I only had a fleeting two-year on and off relationship with higher education before we mutually concluded that I was too thick and lazy to be at the university which had opened its doors to me back in the 1970s but I did learn something.

The single thing what I learned (in a Ernie Wise kind of tribute) was that all knowledge is good, all opinion is valid, and everything we believe is subjective.

When I was at university the thing I enjoyed most was hearing great speakers with whom I thought I would disagree, and often still did even after their orations. Where’s the fun in being in like-minded company?

Throughout my life I have embraced opinion with which I disagree. However strongly I might thing that an opposing argument is wrong and that mine is right, I know that this is simply my perspective and not a reality.

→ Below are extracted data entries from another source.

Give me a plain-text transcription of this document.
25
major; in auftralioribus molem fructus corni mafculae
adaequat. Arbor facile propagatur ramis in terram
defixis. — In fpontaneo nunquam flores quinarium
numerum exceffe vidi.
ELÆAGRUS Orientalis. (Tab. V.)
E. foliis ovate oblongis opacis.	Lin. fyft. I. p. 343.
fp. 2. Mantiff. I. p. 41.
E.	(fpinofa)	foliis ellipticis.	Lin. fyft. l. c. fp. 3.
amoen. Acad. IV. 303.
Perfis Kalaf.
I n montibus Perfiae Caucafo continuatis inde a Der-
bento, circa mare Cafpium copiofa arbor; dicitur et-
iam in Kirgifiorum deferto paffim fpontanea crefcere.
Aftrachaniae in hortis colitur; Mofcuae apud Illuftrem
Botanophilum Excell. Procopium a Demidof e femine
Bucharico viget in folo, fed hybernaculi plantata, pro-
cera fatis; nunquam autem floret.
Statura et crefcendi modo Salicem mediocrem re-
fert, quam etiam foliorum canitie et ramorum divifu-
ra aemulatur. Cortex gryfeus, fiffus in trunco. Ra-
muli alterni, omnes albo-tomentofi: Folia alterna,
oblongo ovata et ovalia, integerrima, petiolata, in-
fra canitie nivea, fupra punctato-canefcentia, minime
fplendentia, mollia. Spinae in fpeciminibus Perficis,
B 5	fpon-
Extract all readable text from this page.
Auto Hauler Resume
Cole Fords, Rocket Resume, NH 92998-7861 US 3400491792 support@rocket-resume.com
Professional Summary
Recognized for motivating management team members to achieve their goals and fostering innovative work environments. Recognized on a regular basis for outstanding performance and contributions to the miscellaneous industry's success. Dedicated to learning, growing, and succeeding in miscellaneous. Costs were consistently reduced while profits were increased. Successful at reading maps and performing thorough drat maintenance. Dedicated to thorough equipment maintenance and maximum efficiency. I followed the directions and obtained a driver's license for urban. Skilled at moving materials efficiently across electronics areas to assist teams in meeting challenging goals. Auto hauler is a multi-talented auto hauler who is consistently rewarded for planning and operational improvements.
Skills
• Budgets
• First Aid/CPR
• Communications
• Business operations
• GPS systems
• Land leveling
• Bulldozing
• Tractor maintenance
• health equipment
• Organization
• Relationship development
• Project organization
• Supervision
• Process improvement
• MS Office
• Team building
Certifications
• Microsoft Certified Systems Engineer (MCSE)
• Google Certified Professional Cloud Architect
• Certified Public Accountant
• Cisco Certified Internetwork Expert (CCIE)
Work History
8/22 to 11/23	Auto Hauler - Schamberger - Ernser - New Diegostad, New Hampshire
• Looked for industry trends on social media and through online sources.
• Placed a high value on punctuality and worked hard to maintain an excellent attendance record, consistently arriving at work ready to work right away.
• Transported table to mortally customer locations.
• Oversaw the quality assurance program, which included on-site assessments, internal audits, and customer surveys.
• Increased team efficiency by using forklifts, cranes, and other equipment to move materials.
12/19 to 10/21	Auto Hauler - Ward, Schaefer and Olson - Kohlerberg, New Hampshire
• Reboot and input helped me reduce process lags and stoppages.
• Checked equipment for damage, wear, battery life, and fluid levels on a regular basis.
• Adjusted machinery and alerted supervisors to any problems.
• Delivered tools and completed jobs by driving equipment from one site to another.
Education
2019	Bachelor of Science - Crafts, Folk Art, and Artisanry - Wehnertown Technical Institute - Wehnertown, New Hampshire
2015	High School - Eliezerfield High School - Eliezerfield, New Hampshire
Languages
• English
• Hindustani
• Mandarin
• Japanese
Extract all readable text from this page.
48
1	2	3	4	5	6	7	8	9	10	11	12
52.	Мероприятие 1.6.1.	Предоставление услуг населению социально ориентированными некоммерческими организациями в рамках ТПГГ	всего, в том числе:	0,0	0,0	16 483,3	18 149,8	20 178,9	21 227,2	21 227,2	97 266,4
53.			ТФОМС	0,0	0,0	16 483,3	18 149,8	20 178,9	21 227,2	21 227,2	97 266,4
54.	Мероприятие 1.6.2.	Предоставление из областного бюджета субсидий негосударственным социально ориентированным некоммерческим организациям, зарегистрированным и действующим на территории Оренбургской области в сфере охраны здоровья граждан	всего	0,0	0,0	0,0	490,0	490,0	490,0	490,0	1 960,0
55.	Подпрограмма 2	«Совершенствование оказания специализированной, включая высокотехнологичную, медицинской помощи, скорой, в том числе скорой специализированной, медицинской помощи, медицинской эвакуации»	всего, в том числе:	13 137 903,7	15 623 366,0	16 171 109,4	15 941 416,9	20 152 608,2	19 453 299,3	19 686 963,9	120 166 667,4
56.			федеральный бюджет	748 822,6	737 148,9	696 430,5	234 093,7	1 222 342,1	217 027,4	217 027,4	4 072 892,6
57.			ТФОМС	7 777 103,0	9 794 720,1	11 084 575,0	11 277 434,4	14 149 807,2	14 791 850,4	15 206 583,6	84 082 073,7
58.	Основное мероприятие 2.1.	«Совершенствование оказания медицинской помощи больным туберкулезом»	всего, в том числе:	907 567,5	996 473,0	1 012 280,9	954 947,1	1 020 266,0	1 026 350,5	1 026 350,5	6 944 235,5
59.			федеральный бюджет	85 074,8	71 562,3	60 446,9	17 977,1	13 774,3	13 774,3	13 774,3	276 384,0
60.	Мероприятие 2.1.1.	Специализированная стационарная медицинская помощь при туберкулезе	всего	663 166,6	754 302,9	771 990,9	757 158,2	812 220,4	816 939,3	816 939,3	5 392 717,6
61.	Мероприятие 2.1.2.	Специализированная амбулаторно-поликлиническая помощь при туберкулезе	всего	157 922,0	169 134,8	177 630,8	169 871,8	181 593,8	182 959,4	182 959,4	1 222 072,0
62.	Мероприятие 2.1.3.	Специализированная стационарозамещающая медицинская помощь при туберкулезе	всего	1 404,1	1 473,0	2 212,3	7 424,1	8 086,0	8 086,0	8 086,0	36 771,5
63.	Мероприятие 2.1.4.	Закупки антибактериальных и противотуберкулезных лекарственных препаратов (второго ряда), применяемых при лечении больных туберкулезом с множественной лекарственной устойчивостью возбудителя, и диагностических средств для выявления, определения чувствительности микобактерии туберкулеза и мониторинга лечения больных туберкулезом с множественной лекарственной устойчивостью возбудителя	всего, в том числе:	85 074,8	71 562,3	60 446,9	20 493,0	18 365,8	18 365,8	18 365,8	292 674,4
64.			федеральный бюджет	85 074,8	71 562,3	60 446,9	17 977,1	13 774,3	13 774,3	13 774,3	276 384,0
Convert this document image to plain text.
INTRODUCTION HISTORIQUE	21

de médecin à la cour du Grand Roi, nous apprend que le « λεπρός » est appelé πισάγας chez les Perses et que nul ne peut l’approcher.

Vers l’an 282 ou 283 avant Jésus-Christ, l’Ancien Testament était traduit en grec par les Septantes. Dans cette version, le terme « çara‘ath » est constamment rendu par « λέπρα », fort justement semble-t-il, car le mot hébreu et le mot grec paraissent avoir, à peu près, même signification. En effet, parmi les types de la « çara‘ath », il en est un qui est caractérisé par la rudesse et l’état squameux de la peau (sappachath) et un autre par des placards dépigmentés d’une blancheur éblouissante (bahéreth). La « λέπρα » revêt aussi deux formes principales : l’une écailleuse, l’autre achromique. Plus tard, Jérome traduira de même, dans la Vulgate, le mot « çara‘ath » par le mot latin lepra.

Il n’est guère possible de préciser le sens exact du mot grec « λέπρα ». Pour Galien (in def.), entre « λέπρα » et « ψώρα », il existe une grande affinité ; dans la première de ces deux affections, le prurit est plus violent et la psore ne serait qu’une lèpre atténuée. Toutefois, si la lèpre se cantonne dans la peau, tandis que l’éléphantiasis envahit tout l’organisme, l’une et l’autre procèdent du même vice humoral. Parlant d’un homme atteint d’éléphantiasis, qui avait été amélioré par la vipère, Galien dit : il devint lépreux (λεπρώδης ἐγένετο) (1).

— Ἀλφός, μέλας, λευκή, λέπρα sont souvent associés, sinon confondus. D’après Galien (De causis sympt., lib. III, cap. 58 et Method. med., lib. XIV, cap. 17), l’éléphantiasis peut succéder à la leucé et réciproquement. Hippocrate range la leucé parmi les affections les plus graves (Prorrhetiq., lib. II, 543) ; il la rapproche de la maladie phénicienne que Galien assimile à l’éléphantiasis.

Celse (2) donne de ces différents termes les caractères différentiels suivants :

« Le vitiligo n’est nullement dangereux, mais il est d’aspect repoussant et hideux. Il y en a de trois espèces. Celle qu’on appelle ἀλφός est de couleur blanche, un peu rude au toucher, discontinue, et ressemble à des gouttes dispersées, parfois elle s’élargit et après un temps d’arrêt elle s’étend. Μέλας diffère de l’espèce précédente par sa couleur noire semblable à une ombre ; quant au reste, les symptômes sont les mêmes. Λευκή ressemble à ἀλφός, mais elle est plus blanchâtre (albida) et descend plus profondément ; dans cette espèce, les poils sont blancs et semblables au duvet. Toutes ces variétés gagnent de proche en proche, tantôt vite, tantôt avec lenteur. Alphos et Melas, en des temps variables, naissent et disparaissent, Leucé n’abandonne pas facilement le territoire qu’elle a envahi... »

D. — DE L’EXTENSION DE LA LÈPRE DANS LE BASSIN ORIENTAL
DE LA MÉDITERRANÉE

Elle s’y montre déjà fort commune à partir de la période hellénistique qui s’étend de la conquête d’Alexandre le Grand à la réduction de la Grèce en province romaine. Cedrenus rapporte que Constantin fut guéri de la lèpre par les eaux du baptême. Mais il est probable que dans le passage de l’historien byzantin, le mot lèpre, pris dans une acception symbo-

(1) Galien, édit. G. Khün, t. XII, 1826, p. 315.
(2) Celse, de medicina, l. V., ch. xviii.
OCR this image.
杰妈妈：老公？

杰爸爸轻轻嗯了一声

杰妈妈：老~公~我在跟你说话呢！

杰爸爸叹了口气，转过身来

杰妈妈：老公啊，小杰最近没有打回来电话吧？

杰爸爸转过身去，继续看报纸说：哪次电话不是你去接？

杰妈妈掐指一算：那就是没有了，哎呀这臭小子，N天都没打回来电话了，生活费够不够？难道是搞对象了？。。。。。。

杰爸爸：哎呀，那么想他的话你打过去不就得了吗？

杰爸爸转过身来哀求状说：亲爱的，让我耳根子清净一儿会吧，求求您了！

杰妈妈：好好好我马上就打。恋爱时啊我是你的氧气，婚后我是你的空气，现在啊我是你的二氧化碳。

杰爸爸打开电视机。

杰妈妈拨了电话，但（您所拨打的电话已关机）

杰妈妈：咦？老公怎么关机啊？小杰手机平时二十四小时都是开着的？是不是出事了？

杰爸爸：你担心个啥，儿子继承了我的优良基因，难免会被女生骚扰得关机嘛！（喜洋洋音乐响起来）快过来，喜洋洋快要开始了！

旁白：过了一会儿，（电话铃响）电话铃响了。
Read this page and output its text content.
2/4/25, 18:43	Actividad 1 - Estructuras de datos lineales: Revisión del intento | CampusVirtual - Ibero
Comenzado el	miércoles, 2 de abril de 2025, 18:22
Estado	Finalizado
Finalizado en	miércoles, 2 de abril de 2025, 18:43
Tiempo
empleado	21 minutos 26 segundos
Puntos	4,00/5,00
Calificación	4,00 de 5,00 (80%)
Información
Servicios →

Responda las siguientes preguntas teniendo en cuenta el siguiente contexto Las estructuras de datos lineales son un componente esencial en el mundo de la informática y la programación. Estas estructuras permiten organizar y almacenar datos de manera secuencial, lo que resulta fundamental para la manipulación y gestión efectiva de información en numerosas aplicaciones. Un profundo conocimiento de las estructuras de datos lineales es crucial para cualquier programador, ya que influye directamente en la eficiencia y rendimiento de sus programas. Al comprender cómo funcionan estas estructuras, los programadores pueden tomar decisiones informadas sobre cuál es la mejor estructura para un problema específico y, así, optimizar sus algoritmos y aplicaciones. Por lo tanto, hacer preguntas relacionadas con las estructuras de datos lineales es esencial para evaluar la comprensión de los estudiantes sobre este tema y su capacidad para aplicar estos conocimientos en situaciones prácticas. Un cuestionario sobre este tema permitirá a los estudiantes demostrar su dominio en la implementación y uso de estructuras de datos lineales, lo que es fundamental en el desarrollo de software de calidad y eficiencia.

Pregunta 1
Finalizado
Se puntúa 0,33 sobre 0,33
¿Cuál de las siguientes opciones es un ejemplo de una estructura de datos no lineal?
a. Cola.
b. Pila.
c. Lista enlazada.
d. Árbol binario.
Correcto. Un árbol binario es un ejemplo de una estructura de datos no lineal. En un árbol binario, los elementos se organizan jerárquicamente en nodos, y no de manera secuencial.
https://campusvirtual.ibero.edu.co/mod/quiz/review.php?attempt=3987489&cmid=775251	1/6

My greatest love in life, even beyond politics which has been my life-blood, is the art of rhetoric which underpins that politics. Politics is a matter of argument.

It is no coincidence perhaps that my entire career was spent working in the business of persuasion. In political campaigning, communications practice, and most recently communications consultancy, my working life has been concerned entirely with matters of rhetoric.

It is no surprise therefore that to me, even without a higher education, that rhetoric matters. The winning argument is always the one best argued and it is impossible to make a winning argument unless I am capable of arguing both sides (all sides) of a case equally.

It is a poor advocate who is incapable of arguing that black is white with equal competence to arguing the exact opposite.

I therefore look at those who enjoy the privilege of higher education and fail to embrace opposing views and argument with utter despair.

To me the whole point of a university is to open the doors to intellectual discovery. That cannot be achieved if we close our minds to opinions with which we disagree, or if we impose a subjective morality on those opinions and the behaviours they may result in.

The latest manifestation of the closed mind tendency is the growing number of young Labour (and as far as I can tell it is mainly Labour with some SNP?) politicians who confuse a political opinion with friendship. They seem proud to say “I could never be friends with a Tory.”

I have to admit to being at a complete loss to understand such an opinion, although like all opinions I respect it.

Personally I have made friends of all and no politics. Although to me politics has been my life’s addiction, I care not whether others share it, or if they share it, how they share it. I have as many friends who have opposite views to  my own as I have who share my views. Actually now I come to think about it I know remarkably few people who share my views.

What I enjoy is rhetorical skill and there can be only limited display of such attributes between people who agree with each other all the time.

My recommendation to all in the New Year is to embrace those wh think differently. Listen to every opinion, and respect every one. Try to avoid being offended to the extent it blinds you to exploring alternative world-views. And never ever think that you are right and somebody else is wrong.